INTRODUCTION: Volatile organic compounds (VOCs) induce inflammatory responses. Tobacco smoke contains numerous VOCs and is a risk factor for otitis media effusion (OME); however, no previous studies have investigated the association between VOCs and OME. OBJECTIVES: We used urinary metabolites and exposure to environmental risk factors to investigate the association between VOC and polycyclic aromatic hydrocarbon exposure and recurrent OME in children. METHODS: Children with recurrent OME who visited the Otorhinolaryngology Department of Seoul National University Hospital between November 2014 and June 2015 were prospectively enrolled in the study. Recurrent OME was defined as more than two OME episodes over a 6-month period lasting longer than 2 months. The control group consisted of children without OME in the last year. Demographic information, including age, sex, and previous medical history was obtained, and endoscopic examinations of the tympanic membrane were performed. Urinary concentrations of 1-hydroxypyrene, 2-naphthol, hippuric acid, trans, trans-muconic acid (t,t-MA), mandelic acid, phenyl glyoxylic acid, and methyl hippuric acid were analyzed using high-performance liquid chromatography/tandem mass spectroscopy.
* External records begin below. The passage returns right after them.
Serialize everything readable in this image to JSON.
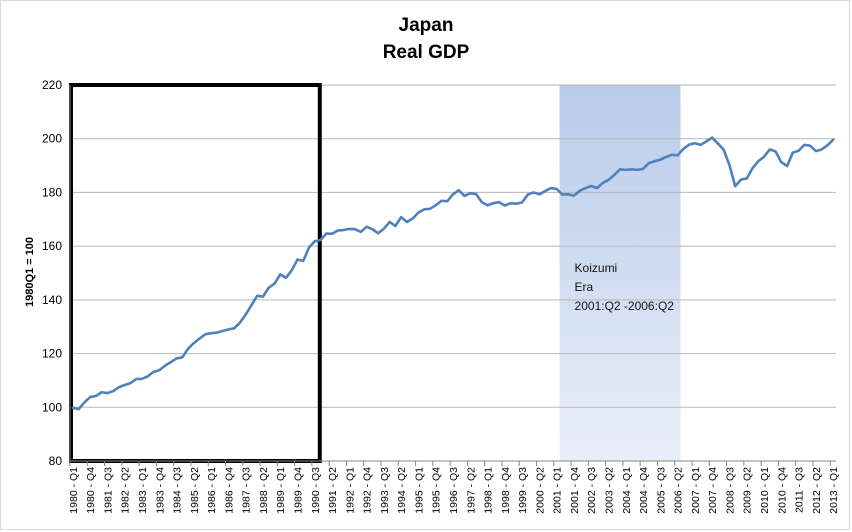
{
  "chart_data": {
    "type": "line",
    "title": "Japan",
    "subtitle": "Real GDP",
    "xlabel": "",
    "ylabel": "1980Q1 = 100",
    "ylim": [
      80,
      220
    ],
    "yticks": [
      80,
      100,
      120,
      140,
      160,
      180,
      200,
      220
    ],
    "grid": "horizontal",
    "legend": "none",
    "colors": {
      "line": "#4f81bd",
      "shade": "#b8cbe9",
      "box": "#000000",
      "grid": "#b7b7b7"
    },
    "x_tick_labels": [
      "1980 - Q1",
      "1980 - Q4",
      "1981 - Q3",
      "1982 - Q2",
      "1983 - Q1",
      "1983 - Q4",
      "1984 - Q3",
      "1985 - Q2",
      "1986 - Q1",
      "1986 - Q4",
      "1987 - Q3",
      "1988 - Q2",
      "1989 - Q1",
      "1989 - Q4",
      "1990 - Q3",
      "1991 - Q2",
      "1992 - Q1",
      "1992 - Q4",
      "1993 - Q3",
      "1994 - Q2",
      "1995 - Q1",
      "1995 - Q4",
      "1996 - Q3",
      "1997 - Q2",
      "1998 - Q1",
      "1998 - Q4",
      "1999 - Q3",
      "2000 - Q2",
      "2001 - Q1",
      "2001 - Q4",
      "2002 - Q3",
      "2003 - Q2",
      "2004 - Q1",
      "2004 - Q4",
      "2005 - Q3",
      "2006 - Q2",
      "2007 - Q1",
      "2007 - Q4",
      "2008 - Q3",
      "2009 - Q2",
      "2010 - Q1",
      "2010 - Q4",
      "2011 - Q3",
      "2012 - Q2",
      "2013 - Q1"
    ],
    "series": [
      {
        "name": "",
        "x_start": "1980 - Q1",
        "values": [
          99.8,
          99.3,
          101.8,
          103.8,
          104.2,
          105.6,
          105.3,
          106.0,
          107.5,
          108.3,
          109.0,
          110.5,
          110.6,
          111.5,
          113.2,
          113.8,
          115.5,
          116.8,
          118.2,
          118.6,
          121.8,
          123.9,
          125.6,
          127.2,
          127.6,
          127.8,
          128.4,
          129.0,
          129.4,
          131.5,
          134.5,
          138.0,
          141.5,
          141.2,
          144.5,
          146.0,
          149.5,
          148.2,
          151.0,
          155.0,
          154.5,
          159.5,
          161.8,
          162.3,
          164.7,
          164.6,
          165.8,
          166.0,
          166.4,
          166.3,
          165.3,
          167.2,
          166.3,
          164.8,
          166.5,
          169.0,
          167.5,
          170.8,
          169.0,
          170.3,
          172.5,
          173.7,
          173.9,
          175.2,
          176.9,
          176.7,
          179.3,
          180.8,
          178.7,
          179.7,
          179.4,
          176.4,
          175.2,
          176.0,
          176.4,
          175.1,
          176.0,
          175.8,
          176.3,
          179.2,
          180.0,
          179.3,
          180.5,
          181.6,
          181.3,
          179.2,
          179.3,
          178.8,
          180.6,
          181.6,
          182.4,
          181.6,
          183.5,
          184.7,
          186.5,
          188.6,
          188.4,
          188.6,
          188.4,
          188.8,
          190.9,
          191.6,
          192.2,
          193.2,
          194.0,
          193.8,
          196.2,
          197.8,
          198.3,
          197.7,
          199.0,
          200.4,
          198.2,
          195.9,
          190.2,
          182.3,
          184.8,
          185.2,
          189.0,
          191.6,
          193.3,
          196.0,
          195.3,
          191.3,
          189.8,
          194.8,
          195.5,
          197.7,
          197.4,
          195.4,
          196.0,
          197.5,
          199.6
        ]
      }
    ],
    "annotations": [
      {
        "kind": "rectangle",
        "label": "",
        "from": "1980 - Q1",
        "to": "1990 - Q3",
        "ymin": 80,
        "ymax": 220
      },
      {
        "kind": "shaded_region",
        "from": "2001 - Q2",
        "to": "2006 - Q2",
        "lines": [
          "Koizumi",
          "Era",
          "2001:Q2 -2006:Q2"
        ]
      }
    ]
  }
}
Environmental factors assessed included house type, age, renovations, the presence of furniture <6 months old, proximity to a road, and exposure to passive smoking. RESULTS: We enrolled 11 children with OME and 39 controls. Age and sex did not differ between groups. Exposure to passive smoking was significantly more common in the OME group than in the controls (P < 0.001). Urinary concentrations of t.t.-MA were significantly higher in the OME group (126.33 µg/g cr) than in controls (52.661 µg/g cr; P = 0.003). Other metabolites including 1-hydroxypyrene, 2-naphthol, hippuric acid, mandelic acid, phenyl glyoxylic acid, and methyl hippuric acid did not demonstrated significant relation with the OME. CONCLUSIONS: Levels of t,t-MA, a biomarker of benzene exposure, were significantly higher in the OME group than in controls. Passive smoking was significantly more common in the OME group. Our findings suggest that high t,t-MA levels which were probably originated from passive smoking and other pollutants could be indicative OME in children.